In baptism we pledge ourselves to Christ, to become his slaves, to give ourselves into his hands completely.  But in doing so we in respond to a love and promise that always already precedes our decisions:   Christ’s promise to always be there, on the other side of the waters, there to raise us from the depths, and array us in the splendour of the redeemed.  The promise assures us that our time of penance is ended, that it is God, himself, to now comes to work the forgiveness, freedom and deliverance we so long for.   Without this promise, all of our being sorry and all of our determination to change makes for nothing.
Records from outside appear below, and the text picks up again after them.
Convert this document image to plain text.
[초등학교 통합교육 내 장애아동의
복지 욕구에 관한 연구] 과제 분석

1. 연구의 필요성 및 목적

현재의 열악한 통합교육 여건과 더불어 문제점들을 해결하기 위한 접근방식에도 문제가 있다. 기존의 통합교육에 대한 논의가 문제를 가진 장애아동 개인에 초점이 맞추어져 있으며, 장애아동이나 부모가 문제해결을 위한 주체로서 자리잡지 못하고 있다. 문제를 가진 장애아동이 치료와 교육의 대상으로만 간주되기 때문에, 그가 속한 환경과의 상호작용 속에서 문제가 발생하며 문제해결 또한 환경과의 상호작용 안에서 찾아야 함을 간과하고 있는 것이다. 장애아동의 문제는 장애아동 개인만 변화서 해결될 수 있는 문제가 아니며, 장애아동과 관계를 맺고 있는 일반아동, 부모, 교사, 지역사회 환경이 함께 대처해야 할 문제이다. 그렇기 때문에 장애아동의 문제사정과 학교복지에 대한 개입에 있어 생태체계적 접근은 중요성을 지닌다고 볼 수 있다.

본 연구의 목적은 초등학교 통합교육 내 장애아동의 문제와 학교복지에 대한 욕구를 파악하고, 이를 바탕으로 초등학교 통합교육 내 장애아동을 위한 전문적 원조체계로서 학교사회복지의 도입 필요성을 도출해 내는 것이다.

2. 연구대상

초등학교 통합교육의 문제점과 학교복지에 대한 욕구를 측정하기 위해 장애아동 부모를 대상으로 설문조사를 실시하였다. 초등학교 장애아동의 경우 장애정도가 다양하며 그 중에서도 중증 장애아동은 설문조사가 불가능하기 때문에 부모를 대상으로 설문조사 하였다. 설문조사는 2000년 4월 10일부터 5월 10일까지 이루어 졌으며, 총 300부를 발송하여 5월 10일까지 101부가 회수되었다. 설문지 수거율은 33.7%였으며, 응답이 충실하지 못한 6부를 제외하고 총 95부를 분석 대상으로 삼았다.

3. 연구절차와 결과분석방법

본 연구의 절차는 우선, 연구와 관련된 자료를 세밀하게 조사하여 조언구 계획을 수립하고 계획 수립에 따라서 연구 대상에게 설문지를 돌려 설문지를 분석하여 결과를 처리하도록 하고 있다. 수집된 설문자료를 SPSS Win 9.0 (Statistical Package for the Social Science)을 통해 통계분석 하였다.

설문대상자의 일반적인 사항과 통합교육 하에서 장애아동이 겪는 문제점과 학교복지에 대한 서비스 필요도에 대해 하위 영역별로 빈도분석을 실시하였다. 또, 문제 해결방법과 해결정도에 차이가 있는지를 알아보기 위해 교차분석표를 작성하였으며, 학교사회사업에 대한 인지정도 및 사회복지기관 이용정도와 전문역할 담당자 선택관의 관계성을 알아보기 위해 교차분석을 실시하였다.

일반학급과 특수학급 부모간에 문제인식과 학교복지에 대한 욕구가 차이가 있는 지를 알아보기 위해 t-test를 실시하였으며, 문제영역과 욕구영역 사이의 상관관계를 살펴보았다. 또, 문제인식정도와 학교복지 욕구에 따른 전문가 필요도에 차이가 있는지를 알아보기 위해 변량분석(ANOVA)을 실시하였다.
In this we find out what Advent really means, as the season of promise par excellence:  that within and beyond the appalling squalor of our greedy, consumption-driven lives; within and beyond our self-hatred and despair; within and beyond the awful inhumanity of our politics; within and beyond all this, Christ arrives.  Christ arrives with love enough, with peace enough, with hope enough to make things very, very, very different.

Glory be to God—Father, Son and Holy Spirit—as in the beginning, so now and for ever, world without end.  Amen.